Monday, June 27, 2011

Is What We Had Lost?

Yesterday Shaun and I attended church for the first time in a long while.  Between conflicting work and school schedules and way to many excuses we have simply drifted away from the habit of worshipping with fellow believers every Sunday.  However, together we have decided that we both want this to become a big part of our lives.  We went to Harvest Bible Chapel-Indy West, located in the Regal Cinemas.  Having gone there several times before I was confident that we would receive a sermon that would challenge us and worship that would emotionally draw us in, however, I did not expect what happened to me at the service.

As I was observing people interact during the worship I noticed two men weaving there way in and out of the crowd.  One was wearing a red shirt, and one was wearing an orange shirt.  The man in the red shirt first gave announcements and then sat down with his wife and kids.  But as soon as the service started he got up and started offering Bibles to anyone who had forgotten theirs.  The man in the orange shirt had planted himself by the entrance to greet whatever latecomers were straggling in, a genuine smile plastered on his face.  He also got up to count each section in the church-noting how many people were present. Both of these men had previously greeted us with enthusiasm and joy, happy to see newcomers to their church. 

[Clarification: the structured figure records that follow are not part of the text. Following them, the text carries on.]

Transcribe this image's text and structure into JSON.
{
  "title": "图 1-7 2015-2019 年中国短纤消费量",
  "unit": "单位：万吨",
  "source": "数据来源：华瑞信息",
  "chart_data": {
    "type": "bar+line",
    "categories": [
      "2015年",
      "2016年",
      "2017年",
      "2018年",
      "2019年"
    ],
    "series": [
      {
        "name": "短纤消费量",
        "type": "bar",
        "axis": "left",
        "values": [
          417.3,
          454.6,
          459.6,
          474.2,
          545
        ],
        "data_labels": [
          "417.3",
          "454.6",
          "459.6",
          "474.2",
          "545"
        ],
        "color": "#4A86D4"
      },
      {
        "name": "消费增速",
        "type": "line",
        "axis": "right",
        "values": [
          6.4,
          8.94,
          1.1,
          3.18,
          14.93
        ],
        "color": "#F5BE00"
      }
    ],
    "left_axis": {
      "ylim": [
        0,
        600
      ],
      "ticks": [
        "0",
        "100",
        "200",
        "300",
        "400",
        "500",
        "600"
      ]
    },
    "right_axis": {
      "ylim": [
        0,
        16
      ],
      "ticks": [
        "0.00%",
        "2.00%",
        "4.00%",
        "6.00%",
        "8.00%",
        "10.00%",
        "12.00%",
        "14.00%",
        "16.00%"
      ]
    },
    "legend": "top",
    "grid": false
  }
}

Now, these probably seem like odd things to notice to most people.  Nevertheless, as I saw all these things culminate I was hit by a wave of emotion.  Literally so strong that it brought tears to my eyes.  These two men reminded me of the men in my childhood church who had served for years behind the scenes-greeting latecomers, passing out Bibles, counting the congregation and so much more.  Men who led the church in whatever position it required of them.  These men-my three fathers, Thaddaeus Poe, James Hess, and Richard Haak- have changed my life in ways I can't even count.  Yesterday, I was saddened because I realized what I had lost.  Here I was starting over.  This body of believers that I had grown up in has long since dispersed and I am now left to find something similiar to it. 

As we left the service I reminisced about the days when our church was its strongest.  When Uncle Rich and my dad led Bible studies for the Youth Group on topics that most kids don't study till they're in college.  How we used to watch sermons on a TV.  The powerful singing we used to have.  But most of all I remembered the community.  How every Sunday I would walk into the church building and it really just felt like I was coming into another home.  That's what I won't forget.  And that's what I hope to find.